F6 Under the Sixth Amendment, effective as of the aforementioned stockholder approval, the conversion price of the Surviving Note (which was previously issued to Acuitas Capital under the Fifth Amendment to the Keep Well Agreement) was modified to equal the lesser of (a) $0.36 and (b) the greater of the consolidated closing bid price of Ontrak's common stock immediately prior to the applicable conversion date and (ii) $0.12, subject to further adjustment. Prior to stockholder approval, the conversion price was equal to the lesser of (i) $2.40 and (b) the greater of (i) such consolidated closing bid price prior to conversion and (ii) $0.60, as adjusted. The modifications described above are reported in Table II as the cancellation of the old security in exchange for the issuance of a new security reflecting the modified terms pursuant to the Sixth Amendment.
F7 Under the Sixth Amendment, Ontrak was required to seek the aforementioned stockholder approval for the Sixth Amendment transactions.

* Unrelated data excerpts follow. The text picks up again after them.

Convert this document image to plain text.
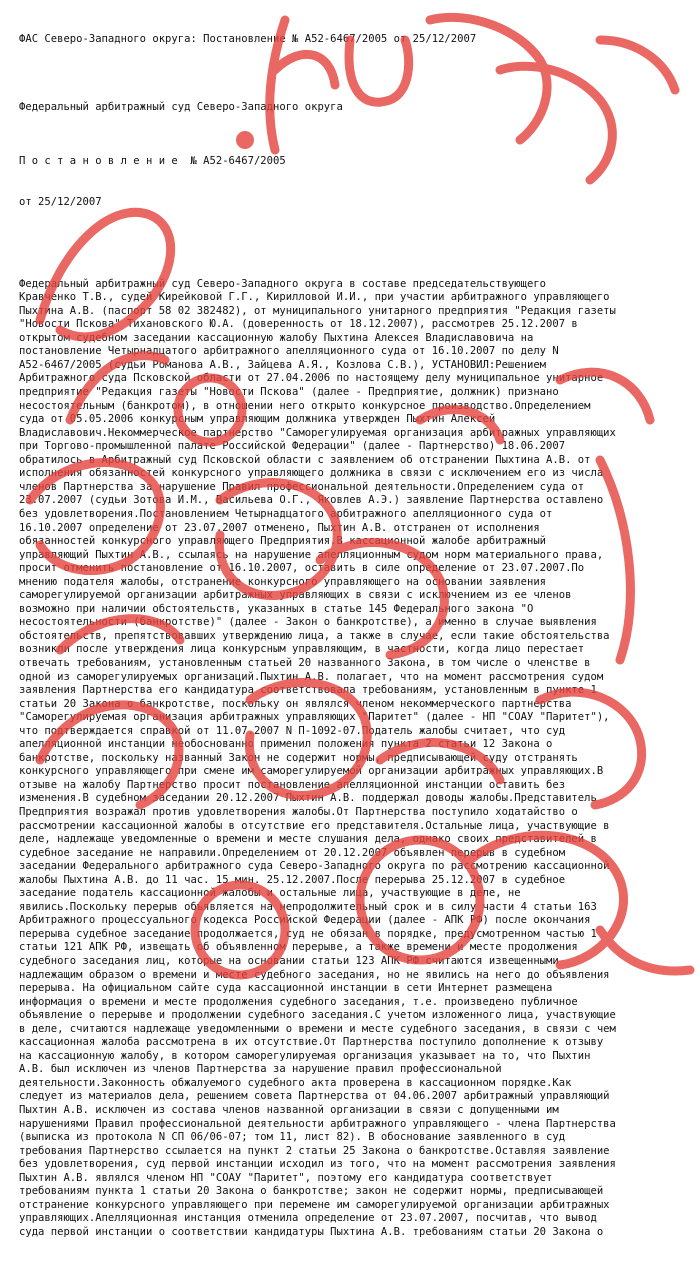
ФАС Северо-Западного округа: Постановление № А52-6467/2005 от 25/12/2007

Федеральный арбитражный суд Северо-Западного округа

П о с т а н о в л е н и е  № А52-6467/2005

от 25/12/2007

Федеральный арбитражный суд Северо-Западного округа в составе председательствующего
Кравченко Т.В., судей Кирейковой Г.Г., Кирилловой И.И., при участии арбитражного управляющего
Пыхтина А.В. (паспорт 58 02 382482), от муниципального унитарного предприятия "Редакция газеты
"Новости Пскова" Тихановского Ю.А. (доверенность от 18.12.2007), рассмотрев 25.12.2007 в
открытом судебном заседании кассационную жалобу Пыхтина Алексея Владиславовича на
постановление Четырнадцатого арбитражного апелляционного суда от 16.10.2007 по делу N
А52-6467/2005 (судьи Романова А.В., Зайцева А.Я., Козлова С.В.), УСТАНОВИЛ:Решением
Арбитражного суда Псковской области от 27.04.2006 по настоящему делу муниципальное унитарное
предприятие "Редакция газеты "Новости Пскова" (далее - Предприятие, должник) признано
несостоятельным (банкротом), в отношении него открыто конкурсное производство.Определением
суда от 05.05.2006 конкурсным управляющим должника утвержден Пыхтин Алексей
Владиславович.Некоммерческое партнерство "Саморегулируемая организация арбитражных управляющих
при Торгово-промышленной палате Российской Федерации" (далее - Партнерство) 18.06.2007
обратилось в Арбитражный суд Псковской области с заявлением об отстранении Пыхтина А.В. от
исполнения обязанностей конкурсного управляющего должника в связи с исключением его из числа
членов Партнерства за нарушение Правил профессиональной деятельности.Определением суда от
23.07.2007 (судьи Зотова И.М., Васильева О.Г., Яковлев А.Э.) заявление Партнерства оставлено
без удовлетворения.Постановлением Четырнадцатого арбитражного апелляционного суда от
16.10.2007 определение от 23.07.2007 отменено, Пыхтин А.В. отстранен от исполнения
обязанностей конкурсного управляющего Предприятия.В кассационной жалобе арбитражный
управляющий Пыхтин А.В., ссылаясь на нарушение апелляционным судом норм материального права,
просит отменить постановление от 16.10.2007, оставить в силе определение от 23.07.2007.По
мнению подателя жалобы, отстранение конкурсного управляющего на основании заявления
саморегулируемой организации арбитражных управляющих в связи с исключением из ее членов
возможно при наличии обстоятельств, указанных в статье 145 Федерального закона "О
несостоятельности (банкротстве)" (далее - Закон о банкротстве), а именно в случае выявления
обстоятельств, препятствовавших утверждению лица, а также в случае, если такие обстоятельства
возникли после утверждения лица конкурсным управляющим, в частности, когда лицо перестает
отвечать требованиям, установленным статьей 20 названного Закона, в том числе о членстве в
одной из саморегулируемых организаций.Пыхтин А.В. полагает, что на момент рассмотрения судом
заявления Партнерства его кандидатура соответствовала требованиям, установленным в пункте 1
статьи 20 Закона о банкротстве, поскольку он являлся членом некоммерческого партнерства
"Саморегулируемая организация арбитражных управляющих "Паритет" (далее - НП "СОАУ "Паритет"),
что подтверждается справкой от 11.07.2007 N П-1092-07.Податель жалобы считает, что суд
апелляционной инстанции необоснованно применил положения пункта 2 статьи 12 Закона о
банкротстве, поскольку названный Закон не содержит нормы, предписывающей суду отстранять
конкурсного управляющего при смене им саморегулируемой организации арбитражных управляющих.В
отзыве на жалобу Партнерство просит постановление апелляционной инстанции оставить без
изменения.В судебном заседании 20.12.2007 Пыхтин А.В. поддержал доводы жалобы.Представитель
Предприятия возражал против удовлетворения жалобы.От Партнерства поступило ходатайство о
рассмотрении кассационной жалобы в отсутствие его представителя.Остальные лица, участвующие в
деле, надлежаще уведомленные о времени и месте слушания дела, однако своих представителей в
судебное заседание не направили.Определением от 20.12.2007 объявлен перерыв в судебном
заседании Федерального арбитражного суда Северо-Западного округа по рассмотрению кассационной
жалобы Пыхтина А.В. до 11 час. 15 мин. 25.12.2007.После перерыва 25.12.2007 в судебное
заседание податель кассационной жалобы и остальные лица, участвующие в деле, не
явились.Поскольку перерыв объявляется на непродолжительный срок и в силу части 4 статьи 163
Арбитражного процессуального кодекса Российской Федерации (далее - АПК РФ) после окончания
перерыва судебное заседание продолжается, суд не обязан в порядке, предусмотренном частью 1
статьи 121 АПК РФ, извещать об объявленном перерыве, а также времени и месте продолжения
судебного заседания лиц, которые на основании статьи 123 АПК РФ считаются извещенными
надлежащим образом о времени и месте судебного заседания, но не явились на него до объявления
перерыва. На официальном сайте суда кассационной инстанции в сети Интернет размещена
информация о времени и месте продолжения судебного заседания, т.е. произведено публичное
объявление о перерыве и продолжении судебного заседания.С учетом изложенного лица, участвующие
в деле, считаются надлежаще уведомленными о времени и месте судебного заседания, в связи с чем
кассационная жалоба рассмотрена в их отсутствие.От Партнерства поступило дополнение к отзыву
на кассационную жалобу, в котором саморегулируемая организация указывает на то, что Пыхтин
А.В. был исключен из членов Партнерства за нарушение правил профессиональной
деятельности.Законность обжалуемого судебного акта проверена в кассационном порядке.Как
следует из материалов дела, решением совета Партнерства от 04.06.2007 арбитражный управляющий
Пыхтин А.В. исключен из состава членов названной организации в связи с допущенными им
нарушениями Правил профессиональной деятельности арбитражного управляющего - члена Партнерства
(выписка из протокола N СП 06/06-07; том 11, лист 82). В обоснование заявленного в суд
требования Партнерство ссылается на пункт 2 статьи 25 Закона о банкротстве.Оставляя заявление
без удовлетворения, суд первой инстанции исходил из того, что на момент рассмотрения заявления
Пыхтин А.В. являлся членом НП "СОАУ "Паритет", поэтому его кандидатура соответствует
требованиям пункта 1 статьи 20 Закона о банкротстве; закон не содержит нормы, предписывающей
отстранение конкурсного управляющего при перемене им саморегулируемой организации арбитражных
управляющих.Апелляционная инстанция отменила определение от 23.07.2007, посчитав, что вывод
суда первой инстанции о соответствии кандидатуры Пыхтина А.В. требованиям статьи 20 Закона о
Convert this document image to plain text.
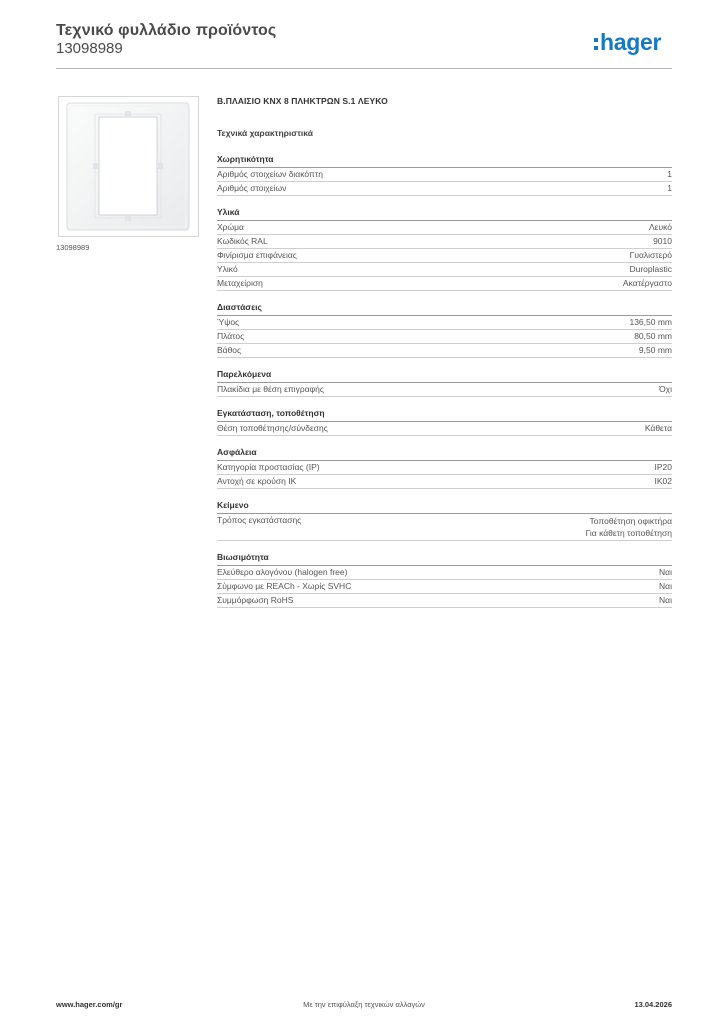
Τεχνικό φυλλάδιο προϊόντος
13098989	hager
13098989
Β.ΠΛΑΙΣΙΟ KNX 8 ΠΛΗΚΤΡΩΝ S.1 ΛΕΥΚΟ
Τεχνικά χαρακτηριστικά
Χωρητικότητα
Αριθμός στοιχείων διακόπτη	1
Αριθμός στοιχείων	1
Υλικά
Χρώμα	Λευκό
Κωδικός RAL	9010
Φινίρισμα επιφάνειας	Γυαλιστερό
Υλικό	Duroplastic
Μεταχείριση	Ακατέργαστο
Διαστάσεις
Ύψος	136,50 mm
Πλάτος	80,50 mm
Βάθος	9,50 mm
Παρελκόμενα
Πλακίδια με θέση επιγραφής	Όχι
Εγκατάσταση, τοποθέτηση
Θέση τοποθέτησης/σύνδεσης	Κάθετα
Ασφάλεια
Κατηγορία προστασίας (IP)	IP20
Αντοχή σε κρούση IK	IK02
Κείμενο
Τρόπος εγκατάστασης	Τοποθέτηση οφικτήρα
Για κάθετη τοποθέτηση
Βιωσιμότητα
Ελεύθερο αλογόνου (halogen free)	Ναι
Σύμφωνο με REACh - Χωρίς SVHC	Ναι
Συμμόρφωση RoHS	Ναι
www.hager.com/gr	Με την επιφύλαξη τεχνικών αλλαγών	13.04.2026
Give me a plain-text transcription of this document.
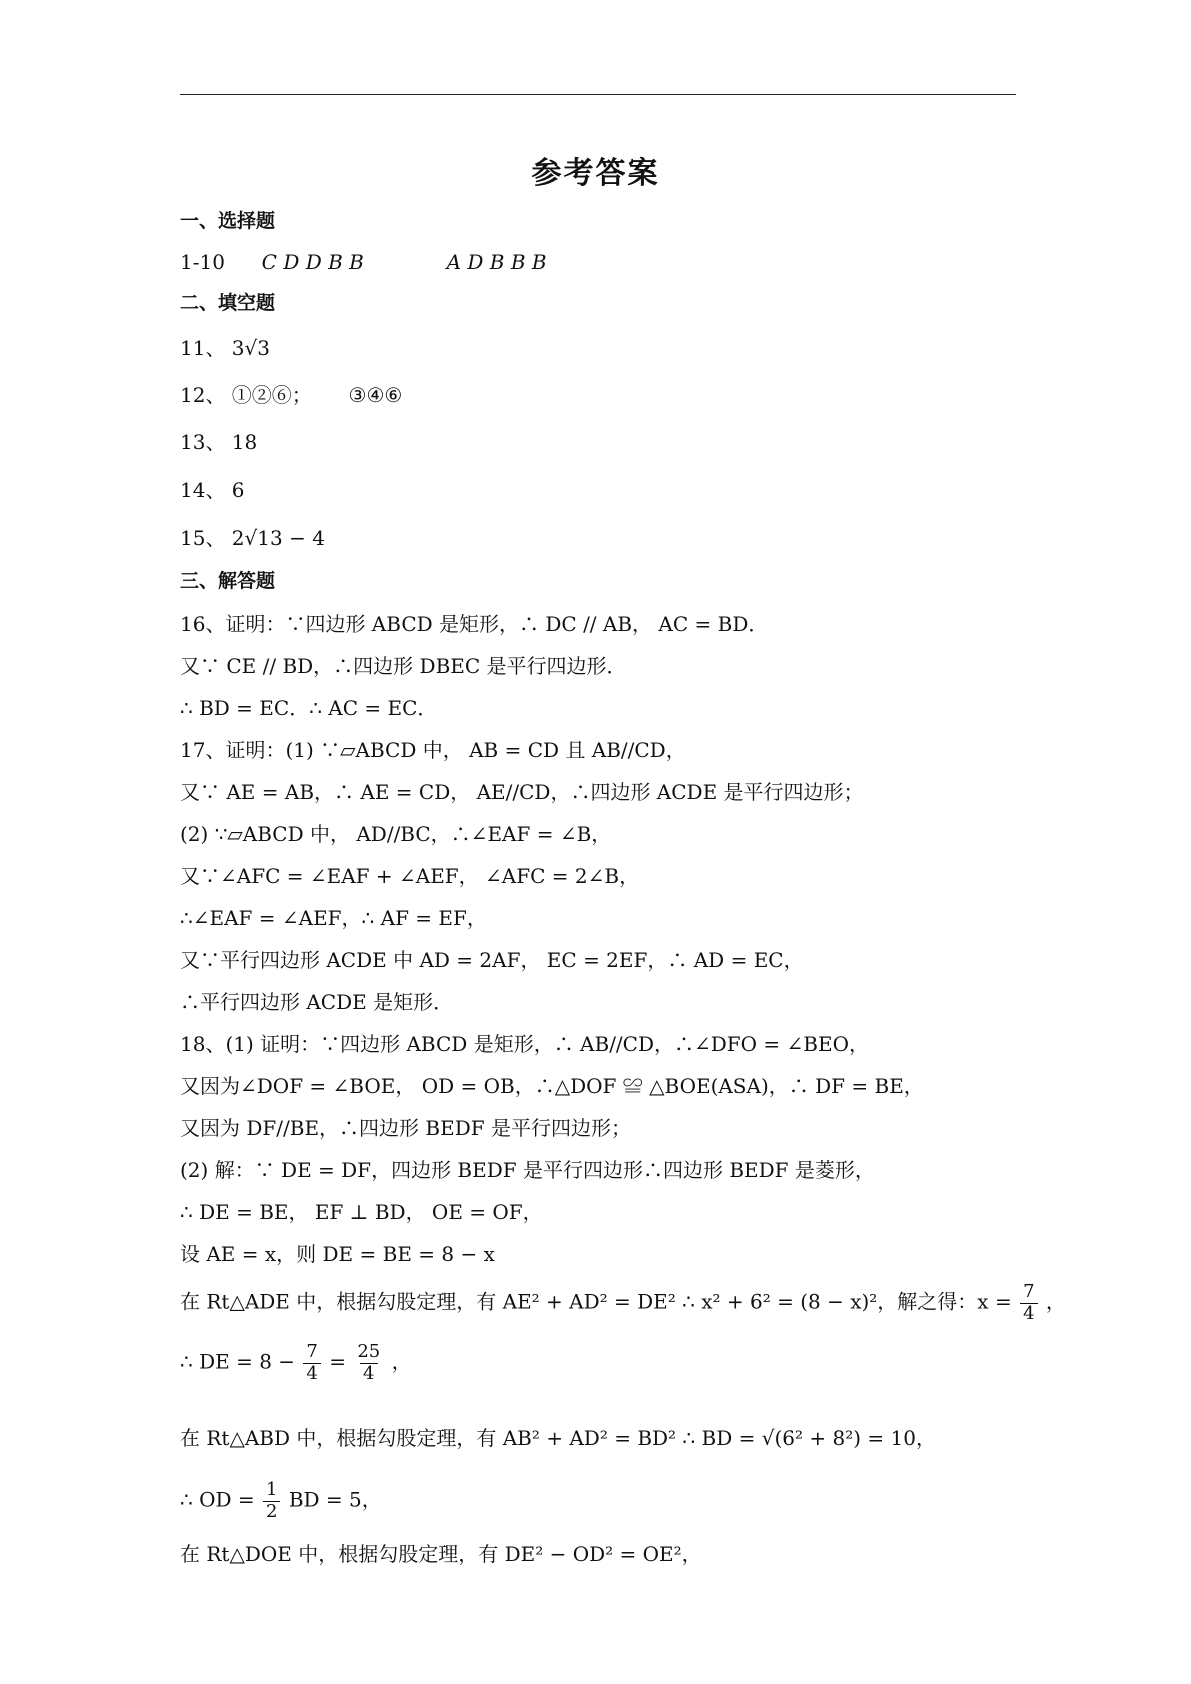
参考答案
一、选择题
1-10 C D D B B	A D B B B
二、填空题
11、 3√3
12、 ①②⑥； ③④⑥
13、 18
14、 6
15、 2√13 − 4
三、解答题
16、证明：∵四边形 ABCD 是矩形，∴ DC // AB， AC = BD．
又∵ CE // BD，∴四边形 DBEC 是平行四边形．
∴ BD = EC．∴ AC = EC．
17、证明：(1) ∵▱ABCD 中， AB = CD 且 AB//CD，
又∵ AE = AB，∴ AE = CD， AE//CD，∴四边形 ACDE 是平行四边形；
(2) ∵▱ABCD 中， AD//BC，∴∠EAF = ∠B，
又∵∠AFC = ∠EAF + ∠AEF， ∠AFC = 2∠B，
∴∠EAF = ∠AEF，∴ AF = EF，
又∵平行四边形 ACDE 中 AD = 2AF， EC = 2EF，∴ AD = EC，
∴平行四边形 ACDE 是矩形．
18、(1) 证明：∵四边形 ABCD 是矩形，∴ AB//CD，∴∠DFO = ∠BEO，
又因为∠DOF = ∠BOE， OD = OB，∴△DOF ≌ △BOE(ASA)，∴ DF = BE，
又因为 DF//BE，∴四边形 BEDF 是平行四边形；
(2) 解：∵ DE = DF，四边形 BEDF 是平行四边形∴四边形 BEDF 是菱形，
∴ DE = BE， EF ⊥ BD， OE = OF，
设 AE = x，则 DE = BE = 8 − x
在 Rt△ADE 中，根据勾股定理，有 AE² + AD² = DE² ∴ x² + 6² = (8 − x)²，解之得：$x = \frac{7}{4}$ ，
∴ DE = $8 - \frac{7}{4} = \frac{25}{4}$ ，
在 Rt△ABD 中，根据勾股定理，有 AB² + AD² = BD² ∴ BD = √(6² + 8²) = 10，
∴ OD = $\frac{1}{2}$ BD = 5，
在 Rt△DOE 中，根据勾股定理，有 DE² − OD² = OE²，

According to the Information Statement filed by Ontrak with the SEC on May 13, 2024, such stockholder approval became effective on or approximately June 2, 2024.
F8 After giving effect to Ontrak's 1-to-6 reverse stock split, effective as of July 27, 2023. Prior to the Sixth Amendment, on September 1, 2023, the exercise price of the warrants issued on August 29, 2022, September 7, 2022, January 5, 2023 and March 6, 2023 was determined to have been automatically reduced to $0.9228, subject to further adjustment, on account of the 1:6 reverse stock split and the final funding under the Keep Well Agreement. Table II reflects the exercise prices after giving effect to such exercise price reduction terms (but prior to the adjustments described in (5) above).